Thursday, November 12, 2015

Mother Takes Her Cut

At the end of my sophomore year of college, I applied for and accepted a campus job as a Resident Assistant.  My payment was a rent-free studio efficiency apartment that would normally cost a little over $10k for the school year.  In order to accept the job, I had to quit my mail room job I had worked since freshman year.  It had been my sole source of income during the school year.

Because my RA apartment didn't come with a meal plan, I had no way to pay for food.  I also had no way to pay for the phone line the school required me to have, or clothes or anything else.  My social security checks were still being kept by my mother to pay for my books and tuition.  My parents kicked in a lot toward tuition, and I paid for the rest with a hefty academic scholarship and student loans.

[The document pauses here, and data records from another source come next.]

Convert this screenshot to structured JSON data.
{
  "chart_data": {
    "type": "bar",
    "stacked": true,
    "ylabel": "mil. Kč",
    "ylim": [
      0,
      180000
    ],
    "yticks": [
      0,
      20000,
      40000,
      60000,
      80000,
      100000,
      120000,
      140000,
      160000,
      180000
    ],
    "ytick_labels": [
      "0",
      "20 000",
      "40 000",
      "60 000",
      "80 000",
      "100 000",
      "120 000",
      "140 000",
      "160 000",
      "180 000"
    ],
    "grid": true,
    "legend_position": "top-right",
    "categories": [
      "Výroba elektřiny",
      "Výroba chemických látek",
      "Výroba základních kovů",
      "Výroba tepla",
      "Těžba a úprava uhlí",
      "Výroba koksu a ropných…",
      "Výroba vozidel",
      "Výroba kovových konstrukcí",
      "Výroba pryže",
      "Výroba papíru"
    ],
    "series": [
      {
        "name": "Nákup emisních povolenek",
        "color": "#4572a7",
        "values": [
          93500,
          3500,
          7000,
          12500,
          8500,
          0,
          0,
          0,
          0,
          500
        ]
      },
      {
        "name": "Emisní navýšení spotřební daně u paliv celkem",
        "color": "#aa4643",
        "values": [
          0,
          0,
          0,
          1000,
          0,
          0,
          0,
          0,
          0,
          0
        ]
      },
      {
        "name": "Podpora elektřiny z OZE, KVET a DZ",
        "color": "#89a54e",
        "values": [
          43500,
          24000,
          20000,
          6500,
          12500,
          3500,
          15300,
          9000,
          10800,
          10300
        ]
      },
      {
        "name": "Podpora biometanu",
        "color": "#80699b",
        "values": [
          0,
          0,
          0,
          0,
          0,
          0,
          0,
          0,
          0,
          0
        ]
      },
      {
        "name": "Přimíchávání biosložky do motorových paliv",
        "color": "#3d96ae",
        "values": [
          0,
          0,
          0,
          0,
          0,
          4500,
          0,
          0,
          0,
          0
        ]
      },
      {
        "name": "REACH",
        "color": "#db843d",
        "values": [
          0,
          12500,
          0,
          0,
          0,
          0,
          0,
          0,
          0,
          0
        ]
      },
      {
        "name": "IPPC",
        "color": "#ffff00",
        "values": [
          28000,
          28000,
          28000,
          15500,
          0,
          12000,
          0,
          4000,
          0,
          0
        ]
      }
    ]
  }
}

After my explanation of the situation -- that she wouldn't have to pay for my housing and could redirect funds toward the things I'd previously paid for with my mail room job -- my mother agreed to give me a monthly allowance so I could buy food and necessities.  I believe it was $150 per month, if I recall correctly.  I know the budget I worked out allowed me to spend $20 per week on food, so I had to stop buying whole grain healthy stuff and eat a lot more ramen.  Unfortunately, that was the same year I was diagnosed with ulcerative colitis, so I had a lot of doctors bills, and I had to pay bus fare three times per week to get to the hospital for my initial follow-up appointments and some related blood tests.

I called my mother and told her I needed more money to pay hospital bills, and she screamed at me for daring to pay any of them in full.  ALWAYS put them on a payment plan, she told me.  NEVER pay hospital bills in full!  I hadn't known.  I asked for payment plans going forward, but I still needed more money.  I was barely getting by, and my boss got mad whenever I argued that I didn't have money to eat restaurant food with the other RAs.  My boss expected me to pitch in an equal amount whether I ate their food or not.  My mother eventually gave me a little more money and purchased me a small supplemental meal plan through the school so that I could eat larger, healthier meals occasionally.  Then she spent somewhere in neighborhood of $70 -- more than three weeks' worth of grocery money in my world -- to send me a Hershey's Chocolate Tower of Treats made up almost exclusively of foods my doctors had told me to avoid, such as nuts and popcorn.  I had even told her about the diet restrictions before she sent it.

After graduation, after my mother went off the deep end, my dad mentioned the monthly allowance I had lived off of for those last two years of college, except the figure he quoted to me was more than double what I had received.  "She told me you hated me," he said.  "She said I had to give the money to her because you would never accept it if it came from me directly because you hated me so much."  And then she had taken a more than 50% cut for herself.  Every single month.  I'll let slide the fact that she told my dad I hated him because parental alienation was old hat with her and shouldn't have come as a surprise.  But knowing I was struggling, hearing me cry over the phone that I couldn't afford anything and was embarrassing myself in front of my boss, she made the repeated decision to take her cut.  Every.  Single.  Month. 

My dad didn't even control their money.  He only ever bothered controlling his own comparatively tiny social security checks, which were about 10% of their total monthly income.  The rest was all hers.  About $9k per month, all hers, at least $6k of which should have been disposable income.  I guess she wanted more.

[Edited:  I forgot to factor in my tuition and their various car payments -- I don't even remember how many cars they would have been paying off at that time -- when I said they had $6k in monthly disposable income.  I was going on what their finances looked like when I took them over a couple years later.  I think their mortgage payments were less back then, before the refinance, but I don't know by how much.  They might have had as little as $4k disposable income per month. Of course that number also factors in if my mother had paid both the home equity line of credit payment and my tuition rather than paying the HELOC payment every month and then immediately borrowing against it again to pay my tuition, which is what she said she did (in one of her "you are why we're poor" rants).  Actually, she said she paid for at least one car with the HELOC too, so that payment wouldn't have been extra.  Never mind.  I can't even picture what finances looked like when my mother was in charge of them.  I've tried before, and that way madness lies.]